シュミット・元西ドイツ首相が死去 ハイジャック機に特殊部隊で強行突破命じる

東西冷戦時代、西ドイツの指導者として存在感を発揮したヘルムート・シュミット元首相が11月10日、ドイツ北部ハンブルクの病院で死去した。96歳。
File - (AP) Helmut Schmidt - German Chancellor. (AP-Photo) 1977
File - (AP) Helmut Schmidt - German Chancellor. (AP-Photo) 1977
ASSOCIATED PRESS

東西冷戦時代、西ドイツの指導者として存在感を発揮したヘルムート・シュミット元首相が11月10日、ドイツ北部ハンブルクの病院で死去した。96歳。朝日新聞デジタルなどが伝えた。
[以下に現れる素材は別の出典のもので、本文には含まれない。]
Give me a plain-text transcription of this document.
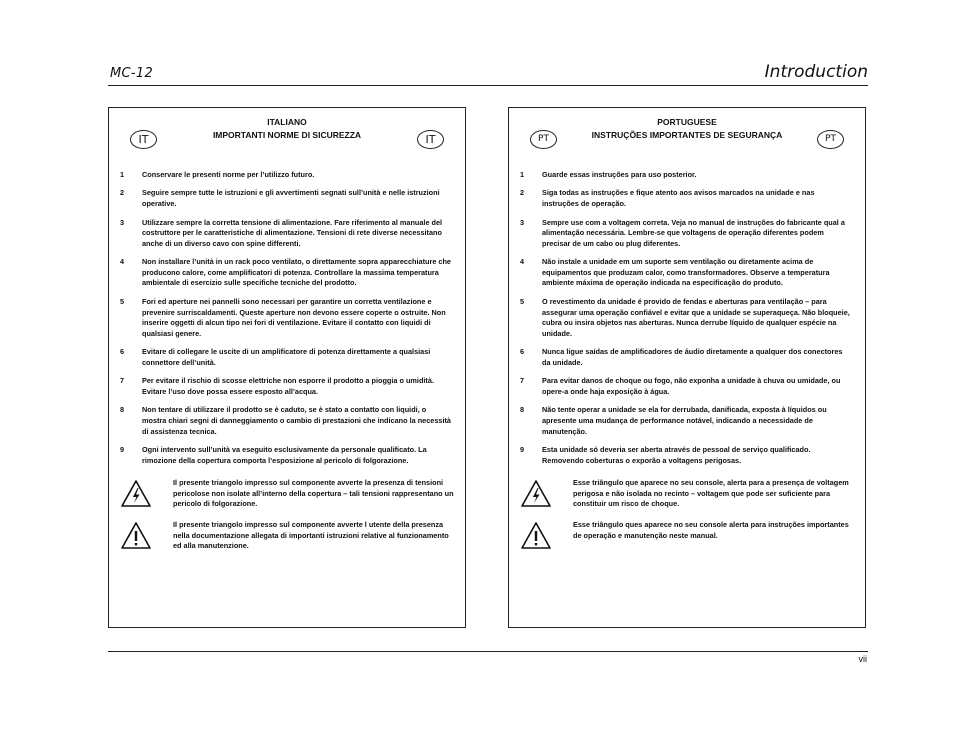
MC-12	Introduction
IT	IT
ITALIANO
IMPORTANTI NORME DI SICUREZZA
1	Conservare le presenti norme per l’utilizzo futuro.
2	Seguire sempre tutte le istruzioni e gli avvertimenti segnati sull’unità e nelle istruzioni operative.
3	Utilizzare sempre la corretta tensione di alimentazione. Fare riferimento al manuale del costruttore per le caratteristiche di alimentazione. Tensioni di rete diverse necessitano anche di un diverso cavo con spine differenti.
4	Non installare l’unità in un rack poco ventilato, o direttamente sopra apparecchiature che producono calore, come amplificatori di potenza. Controllare la massima temperatura ambientale di esercizio sulle specifiche tecniche del prodotto.
5	Fori ed aperture nei pannelli sono necessari per garantire un corretta ventilazione e prevenire surriscaldamenti. Queste aperture non devono essere coperte o ostruite. Non inserire oggetti di alcun tipo nei fori di ventilazione. Evitare il contatto con liquidi di qualsiasi genere.
6	Evitare di collegare le uscite di un amplificatore di potenza direttamente a qualsiasi connettore dell’unità.
7	Per evitare il rischio di scosse elettriche non esporre il prodotto a pioggia o umidità. Evitare l’uso dove possa essere esposto all’acqua.
8	Non tentare di utilizzare il prodotto se è caduto, se è stato a contatto con liquidi, o mostra chiari segni di danneggiamento o cambio di prestazioni che indicano la necessità di assistenza tecnica.
9	Ogni intervento sull’unità va eseguito esclusivamente da personale qualificato. La rimozione della copertura comporta l’esposizione al pericolo di folgorazione.
Il presente triangolo impresso sul componente avverte la presenza di tensioni pericolose non isolate all’interno della copertura – tali tensioni rappresentano un pericolo di folgorazione.
Il presente triangolo impresso sul componente avverte l utente della presenza nella documentazione allegata di importanti istruzioni relative al funzionamento ed alla manutenzione.
PT	PT
PORTUGUESE
INSTRUÇÕES IMPORTANTES DE SEGURANÇA
1	Guarde essas instruções para uso posterior.
2	Siga todas as instruções e fique atento aos avisos marcados na unidade e nas instruções de operação.
3	Sempre use com a voltagem correta. Veja no manual de instruções do fabricante qual a alimentação necessária. Lembre-se que voltagens de operação diferentes podem precisar de um cabo ou plug diferentes.
4	Não instale a unidade em um suporte sem ventilação ou diretamente acima de equipamentos que produzam calor, como transformadores. Observe a temperatura ambiente máxima de operação indicada na especificação do produto.
5	O revestimento da unidade é provido de fendas e aberturas para ventilação – para assegurar uma operação confiável e evitar que a unidade se superaqueça. Não bloqueie, cubra ou insira objetos nas aberturas. Nunca derrube líquido de qualquer espécie na unidade.
6	Nunca ligue saídas de amplificadores de áudio diretamente a qualquer dos conectores da unidade.
7	Para evitar danos de choque ou fogo, não exponha a unidade à chuva ou umidade, ou opere-a onde haja exposição à água.
8	Não tente operar a unidade se ela for derrubada, danificada, exposta à líquidos ou apresente uma mudança de performance notável, indicando a necessidade de manutenção.
9	Esta unidade só deveria ser aberta através de pessoal de serviço qualificado. Removendo coberturas o exporão a voltagens perigosas.
Esse triângulo que aparece no seu console, alerta para a presença de voltagem perigosa e não isolada no recinto – voltagem que pode ser suficiente para constituir um risco de choque.
Esse triângulo ques aparece no seu console alerta para instruções importantes de operação e manutenção neste manual.
vii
ハンブルク生まれ。第2次世界大戦は東部戦線の対ソ連戦に従軍したあと、ハンブルク大学へ。ドイツ社会民主党に入党し、1953年にドイツ連邦議会に初当選。ブラント政権で国防相、経済財政相などを歴任し頭角を現した。

1974年の首相就任後は、フランスのジスカールデスタン大統領らと親密な関係を築き、1975年に主要国首脳会議を組織し、EU(欧州連合)の通貨統合の足がかりとなるヨーロッパの地域統合に大きく貢献した。米ソ対立が強まる中で東西の仲介役に努め、緊張緩和に重要な役割を果たした。

1977年10月18日、解放されたルフトハンザ機の乗客

乗客・乗員91人が人質となった1977年のルフトハンザ機ハイジャック事件では、赤軍派幹部の解放を求めるハイジャック犯の要求に応じず、特殊部隊を強行突入させて乗客・乗員を無事に救出した。

1982年に退陣後は、週刊新聞ツァイト紙の共同発行人として言論界でも活躍。80年代に日本メディアのインタビューにも頻繁に応じ、当時、海外から指摘されていた貿易黒字の縮小などを求めていた。